The Dothideomycete Pseudocercospora fijiensis, previously Mycosphaerella fijiensis, is the causal agent of black Sigatoka, one of the most destructive diseases of bananas and plantains. Disease management depends on fungicide applications, with a major contribution from sterol demethylation-inhibitors (DMIs). The continued use of DMIs places considerable selection pressure on natural P. fijiensis populations, enabling the selection of novel genotypes with reduced sensitivity. The hitherto explanatory mechanism for this reduced sensitivity was the presence of non-synonymous point mutations in the target gene Pfcyp51, encoding the sterol 14α-demethylase enzyme. Here, we demonstrate a second mechanism involved in DMI sensitivity of P. fijiensis. We identified a 19-bp element in the wild-type (wt) Pfcyp51 promoter that concatenates in strains with reduced DMI sensitivity. A polymerase chain reaction (PCR) assay identified up to six Pfcyp51 promoter repeats in four field populations of P. fijiensis in Costa Rica. We used transformation experiments to swap the wt promoter of a sensitive field isolate with a promoter from a strain with reduced DMI sensitivity that comprised multiple insertions. Comparative in vivo phenotyping showed a functional and proportional up-regulation of Pfcyp51, which consequently decreased DMI sensitivity. Our data demonstrate that point mutations in the Pfcyp51 coding domain, as well as promoter inserts, contribute to the reduced DMI sensitivity of P. fijiensis. These results provide new insights into the importance of the appropriate use of DMIs and the need for the discovery of new molecules for black Sigatoka management.
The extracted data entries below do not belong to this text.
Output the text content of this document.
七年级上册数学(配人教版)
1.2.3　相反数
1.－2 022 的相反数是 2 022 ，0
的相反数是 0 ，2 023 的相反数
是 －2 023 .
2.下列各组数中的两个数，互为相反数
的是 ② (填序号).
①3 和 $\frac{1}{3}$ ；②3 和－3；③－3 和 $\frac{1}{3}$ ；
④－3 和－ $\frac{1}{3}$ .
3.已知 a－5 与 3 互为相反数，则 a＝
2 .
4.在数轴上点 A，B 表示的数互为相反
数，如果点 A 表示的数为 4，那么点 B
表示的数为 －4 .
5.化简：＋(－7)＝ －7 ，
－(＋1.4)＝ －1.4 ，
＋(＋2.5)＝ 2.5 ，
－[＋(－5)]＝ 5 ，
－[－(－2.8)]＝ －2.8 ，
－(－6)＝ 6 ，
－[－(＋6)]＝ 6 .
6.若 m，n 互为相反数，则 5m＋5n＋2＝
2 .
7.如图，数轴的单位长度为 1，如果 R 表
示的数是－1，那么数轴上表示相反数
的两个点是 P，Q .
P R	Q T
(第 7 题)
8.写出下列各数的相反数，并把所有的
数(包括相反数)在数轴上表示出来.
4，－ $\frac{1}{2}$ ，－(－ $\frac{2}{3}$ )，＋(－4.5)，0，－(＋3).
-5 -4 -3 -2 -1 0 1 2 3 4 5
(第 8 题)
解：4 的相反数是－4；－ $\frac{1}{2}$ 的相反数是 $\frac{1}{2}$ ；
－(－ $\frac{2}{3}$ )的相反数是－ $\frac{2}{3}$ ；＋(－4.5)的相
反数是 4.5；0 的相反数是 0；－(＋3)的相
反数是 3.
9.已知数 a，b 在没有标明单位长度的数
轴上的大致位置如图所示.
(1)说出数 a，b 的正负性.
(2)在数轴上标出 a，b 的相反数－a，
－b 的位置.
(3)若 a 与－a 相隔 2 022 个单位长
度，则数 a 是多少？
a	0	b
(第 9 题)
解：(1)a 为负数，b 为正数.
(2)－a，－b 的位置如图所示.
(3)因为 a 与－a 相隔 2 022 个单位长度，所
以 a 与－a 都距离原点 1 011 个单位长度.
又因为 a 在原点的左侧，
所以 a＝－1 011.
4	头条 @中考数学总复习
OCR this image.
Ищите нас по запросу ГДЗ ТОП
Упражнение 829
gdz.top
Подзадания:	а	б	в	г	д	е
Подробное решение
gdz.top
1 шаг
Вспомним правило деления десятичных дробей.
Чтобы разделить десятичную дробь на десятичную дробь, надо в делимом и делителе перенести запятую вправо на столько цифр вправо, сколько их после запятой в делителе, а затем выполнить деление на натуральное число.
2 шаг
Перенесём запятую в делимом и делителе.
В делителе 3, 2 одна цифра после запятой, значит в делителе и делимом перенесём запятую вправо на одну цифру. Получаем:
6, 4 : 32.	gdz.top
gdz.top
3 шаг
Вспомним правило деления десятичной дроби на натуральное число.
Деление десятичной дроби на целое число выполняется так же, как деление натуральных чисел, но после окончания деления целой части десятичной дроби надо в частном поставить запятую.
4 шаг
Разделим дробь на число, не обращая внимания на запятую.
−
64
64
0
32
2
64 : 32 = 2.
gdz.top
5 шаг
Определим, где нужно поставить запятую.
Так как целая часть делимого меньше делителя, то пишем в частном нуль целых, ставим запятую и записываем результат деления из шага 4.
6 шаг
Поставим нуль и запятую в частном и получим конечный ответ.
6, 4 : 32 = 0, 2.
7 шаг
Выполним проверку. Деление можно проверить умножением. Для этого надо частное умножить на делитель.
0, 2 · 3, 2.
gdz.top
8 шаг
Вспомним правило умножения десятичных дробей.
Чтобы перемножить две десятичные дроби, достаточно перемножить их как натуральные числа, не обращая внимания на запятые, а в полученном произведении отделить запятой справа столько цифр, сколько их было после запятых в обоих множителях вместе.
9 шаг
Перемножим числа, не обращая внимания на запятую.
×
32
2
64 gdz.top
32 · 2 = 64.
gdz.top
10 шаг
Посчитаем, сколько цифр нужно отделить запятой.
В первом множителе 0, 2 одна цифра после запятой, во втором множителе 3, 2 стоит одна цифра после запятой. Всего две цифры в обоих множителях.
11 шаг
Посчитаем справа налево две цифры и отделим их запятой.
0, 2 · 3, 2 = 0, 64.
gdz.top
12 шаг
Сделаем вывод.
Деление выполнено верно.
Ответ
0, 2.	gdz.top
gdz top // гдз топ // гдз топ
Combating a Global Threat to a Clonal Crop: Banana Black Sigatoka Pathogen Pseudocercospora fijiensis (Synonym Mycosphaerella fijiensis) Genomes Reveal Clues for Disease Control.

Black Sigatoka or black leaf streak disease, caused by the Dothideomycete fungus Pseudocercospora fijiensis (previously: Mycosphaerella fijiensis), is the most significant foliar disease of banana worldwide. Due to the lack of effective host resistance, management of this disease requires frequent fungicide applications, which greatly increase the economic and environmental costs to produce banana. Weekly applications in most banana plantations lead to rapid evolution of fungicide-resistant strains within populations causing disease-control failures throughout the world. Given its extremely high economic importance, two strains of P. fijiensis were sequenced and assembled with the aid of a new genetic linkage map. The 74-Mb genome of P. fijiensis is massively expanded by LTR retrotransposons, making it the largest genome within the Dothideomycetes. Melting-curve assays suggest that the genomes of two closely related members of the Sigatoka disease complex, P. eumusae and P. musae, also are expanded. Electrophoretic karyotyping and analyses of molecular markers in P. fijiensis field populations showed chromosome-length polymorphisms and high genetic diversity. Genetic differentiation was also detected using neutral markers, suggesting strong selection with limited gene flow at the studied geographic scale. Frequencies of fungicide resistance in fungicide-treated plantations were much higher than those in untreated wild-type P. fijiensis populations. A homologue of the Cladosporium fulvum Avr4 effector, PfAvr4, was identified in the P. fijiensis genome. Infiltration of the purified PfAVR4 protein into leaves of the resistant banana variety Calcutta 4 resulted in a hypersensitive-like response. This result suggests that Calcutta 4 could carry an unknown resistance gene recognizing PfAVR4. Besides adding to our understanding of the overall Dothideomycete genome structures, the P. fijiensis genome will aid in developing fungicide treatment schedules to combat this pathogen and in improving the efficiency of banana breeding programs.